As robotics continues to advance, the need for adaptive and continuously-learning embodied agents increases, particularly in the realm of assistance robotics. Quick adaptability and long-term information retention are essential to operate in dynamic environments typical of humans' everyday lives. A lifelong learning paradigm is thus required, but it is scarcely addressed by current robotics literature. This study empirically investigates the impact of catastrophic forgetting and the effectiveness of knowledge transfer in neural networks trained continuously in an embodied setting. We focus on the task of visual odometry, which holds primary importance for embodied agents in enabling their self-localization. We experiment on the simple continual scenario of discrete transitions between indoor locations, akin to a robot navigating different apartments. In this regime, we observe initial satisfactory performance with high transferability between environments, followed by a specialization phase where the model prioritizes current environment-specific knowledge at the expense of generalization. Conventional regularization strategies and increased model capacity prove ineffective in mitigating this phenomenon. Rehearsal is instead mildly beneficial but with the addition of a substantial memory cost. Incorporating action information, as commonly done in embodied settings, facilitates quicker convergence but exacerbates specialization, making the model overly reliant on its motion expectations and less adept at correctly interpreting visual cues. These findings emphasize the open challenges of balancing adaptation and memory retention in lifelong robotics and contribute valuable insights into the application of a lifelong paradigm on embodied agents.

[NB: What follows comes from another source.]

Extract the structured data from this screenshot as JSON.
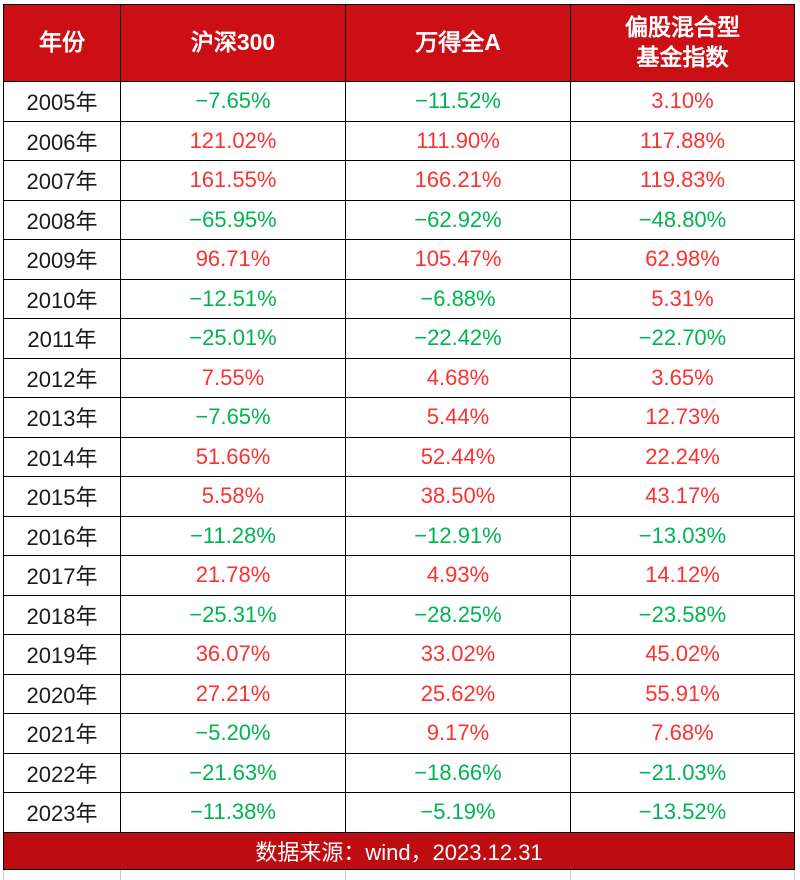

翻译：随着机器人技术的持续进步，对具备适应性和持续学习能力的具身智能体的需求日益增长，尤其在辅助机器人领域。快速适应能力和长期信息保留能力对于在人类日常生活的典型动态环境中运行至关重要。因此需要一种终身学习范式，但当前机器人学文献对此鲜有探讨。本研究实证调查了在具身环境中持续训练的神经网络中灾难性遗忘的影响以及知识迁移的有效性。我们聚焦于视觉里程计任务，该任务对于实现具身智能体的自定位至关重要。我们在离散室内场景转换的简单持续场景中进行实验，类似于机器人在不同公寓间导航。在此机制下，我们观察到初始阶段具有令人满意的性能及环境间的高度可迁移性，随后进入专业化阶段，模型优先获取当前环境特定知识而牺牲了泛化能力。传统的正则化策略和增加模型容量被证明无法有效缓解此现象。回放策略虽略有裨益，但需付出巨大的内存代价。引入具身环境中常用的动作信息可加速收敛，但会加剧专业化倾向，使模型过度依赖其运动预期而降低正确解读视觉线索的能力。这些发现凸显了终身机器人学中平衡适应性与记忆保留的开放性挑战，并为终身学习范式在具身智能体中的应用提供了宝贵见解。